When something happens to a child, most parents react similarly. I understand the psychology better now that I am a parent. Parents try to find a reason to blame others. “My child is good-natured but has bad friends,” they say. Nowadays, most parents, especially those with sons, blame computer games. When stories of parents with game-addicted children made headlines, the community became concerned about the harm of computer games.

Recently, ?an “Addiction Act” has been proposed, which would define “online games and media content” as one of four addictive substances, along with drugs, gambling and alcohol, and a National Addiction Control Committee is to be established. The game industry and gamers vehemently oppose the move. They are against the idea of classifying computer games in the same way as drugs and gambling. Also, it does not go along with the government’s policy to make cultural content, including computer games, as the growth engine for a “creative economy,” opponents argue.
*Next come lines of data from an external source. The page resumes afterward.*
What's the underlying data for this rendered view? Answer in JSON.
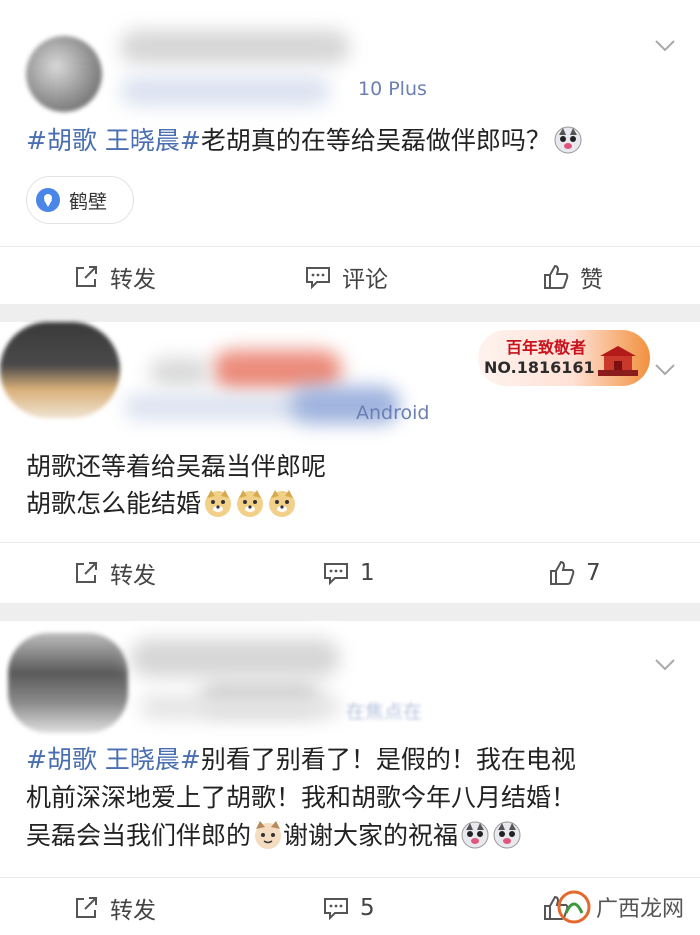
{
  "posts": [
    {
      "meta": "10 Plus",
      "content": {
        "hashtag": "#胡歌 王晓晨#",
        "text": "老胡真的在等给吴磊做伴郎吗？"
      },
      "location": "鹤壁",
      "actions": {
        "repost": "转发",
        "comment": "评论",
        "like": "赞"
      }
    },
    {
      "meta": "Android",
      "badge": {
        "title": "百年致敬者",
        "number": "NO.1816161"
      },
      "content": {
        "line1": "胡歌还等着给吴磊当伴郎呢",
        "line2": "胡歌怎么能结婚"
      },
      "actions": {
        "repost": "转发",
        "comment": "1",
        "like": "7"
      }
    },
    {
      "meta": "在焦点在",
      "content": {
        "hashtag": "#胡歌 王晓晨#",
        "line1": "别看了别看了！是假的！我在电视",
        "line2": "机前深深地爱上了胡歌！我和胡歌今年八月结婚！",
        "line3a": "吴磊会当我们伴郎的",
        "line3b": "谢谢大家的祝福"
      },
      "actions": {
        "repost": "转发",
        "comment": "5"
      }
    }
  ],
  "watermark": "广西龙网",
  "colors": {
    "link": "#4a6fb0",
    "separator": "#eeeeee",
    "badge_red": "#c8121c"
  }
}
Ewha Womans University professor Ryu Cheol-gyun, who writes novels and game scenarios, says that the Addiction Act is a terrible law that deprives games of their identity as cultural content and creates the possibility of state control over all gamers, just like drug addicts. He is concerned of “fatal oppression and control over game-related creators.”

Author Kim Tak-hwan said that before games, all criticism and blame was put on novels.

“They claimed that crime novels inspire crimes, and sexual novels encourage homosexuality. In such a perspective, all creators are addicts. To me, they are addicted to laws,” Kim said.

Moreover, we need to consider whether the authorities are making the same mistake of parents who blame the “bad friend.” They are trying to get psychological relief by blaming computer games, obscene or violent cartoons, movies and television programs.

I look around the subway car, and every rider is looking at his or her smartphone. Since this “harmful and addictive” content is distributed over smartphones, wouldn’t it be more effective to make a law on “smartphone addiction?”

* The author is a deputy culture and sports news editor of the JoongAng Ilbo.